Thanks for the pics, like your feeder.


beemandan said:


> I know I'm feeding the local population of yj (and ants, etc) but they are a small proportion of the visitors...by far the greatest number are honey bees. I'm also feeding the neighboring ferals...but am happy to do that as well.
> The attraction of the syrup feeder to shb is, again, interesting to me.


----------



## dirt road (Jan 4, 2011)

beemandan; What size are the holes? Also, I assume the holes would need to be below the edge of the lid when the bucket is inverted?
jim


----------



## beemandan (Dec 5, 2005)

dirt road said:


> What size are the holes? Also, I assume the holes would need to be below the edge of the lid when the bucket is inverted?
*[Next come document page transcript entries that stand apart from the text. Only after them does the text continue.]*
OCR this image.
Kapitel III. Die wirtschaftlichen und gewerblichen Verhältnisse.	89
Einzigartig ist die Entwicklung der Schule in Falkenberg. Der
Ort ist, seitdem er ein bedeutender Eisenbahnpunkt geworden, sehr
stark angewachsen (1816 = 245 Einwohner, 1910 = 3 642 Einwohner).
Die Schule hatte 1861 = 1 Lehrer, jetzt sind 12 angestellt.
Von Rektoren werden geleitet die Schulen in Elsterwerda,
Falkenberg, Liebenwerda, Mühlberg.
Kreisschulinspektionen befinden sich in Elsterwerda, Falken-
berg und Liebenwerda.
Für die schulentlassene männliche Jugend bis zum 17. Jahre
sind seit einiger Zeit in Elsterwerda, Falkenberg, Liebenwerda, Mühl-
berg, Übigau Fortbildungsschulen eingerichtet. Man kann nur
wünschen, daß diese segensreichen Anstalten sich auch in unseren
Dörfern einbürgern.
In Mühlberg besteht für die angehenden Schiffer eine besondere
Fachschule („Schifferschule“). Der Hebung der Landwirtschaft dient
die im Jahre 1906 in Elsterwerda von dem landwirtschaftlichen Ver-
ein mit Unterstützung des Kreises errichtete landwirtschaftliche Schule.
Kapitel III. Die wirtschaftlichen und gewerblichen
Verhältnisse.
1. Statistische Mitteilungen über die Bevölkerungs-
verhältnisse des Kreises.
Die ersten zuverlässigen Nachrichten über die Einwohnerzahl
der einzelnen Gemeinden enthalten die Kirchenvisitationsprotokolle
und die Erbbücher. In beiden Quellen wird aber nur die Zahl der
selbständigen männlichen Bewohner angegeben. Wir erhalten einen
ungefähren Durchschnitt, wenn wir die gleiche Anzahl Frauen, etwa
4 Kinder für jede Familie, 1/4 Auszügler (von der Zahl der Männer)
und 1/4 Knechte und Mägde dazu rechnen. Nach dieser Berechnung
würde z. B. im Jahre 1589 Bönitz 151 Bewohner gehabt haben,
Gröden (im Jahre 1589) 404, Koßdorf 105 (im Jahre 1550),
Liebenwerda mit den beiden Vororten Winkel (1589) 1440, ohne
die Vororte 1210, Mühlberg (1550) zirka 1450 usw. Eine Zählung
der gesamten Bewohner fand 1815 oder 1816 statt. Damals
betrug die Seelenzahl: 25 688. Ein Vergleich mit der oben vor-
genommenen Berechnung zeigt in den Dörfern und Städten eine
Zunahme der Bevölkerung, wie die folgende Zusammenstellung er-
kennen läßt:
Hole size? I don't really even notice the bit size. I simply don't use a tiny bit but pick one that looks small. As long as they're relatively small, I don't think it matters. 
Below the edge of the lid? I'm not sure I understand. You see about where I placed mine? The main thing, in my mind, is to place them as near the top (when rightside up) without ruining the lid's ability to snap firmly closed...you wouldn't want it to pop off when you're inverting it.


----------



## camero7 (Sep 21, 2009)

Dan I see some spillage, does this stop after a couple of minutes like with other methods or does it continue? Thanks


----------



## beemandan (Dec 5, 2005)

It stops pretty quickly Cam. I took the photo just a few minutes after inverting the bucket. One of the reasons I put it on top of a tcover is so that much of the dribble is still available for the bees.


----------



## camero7 (Sep 21, 2009)

thanks


----------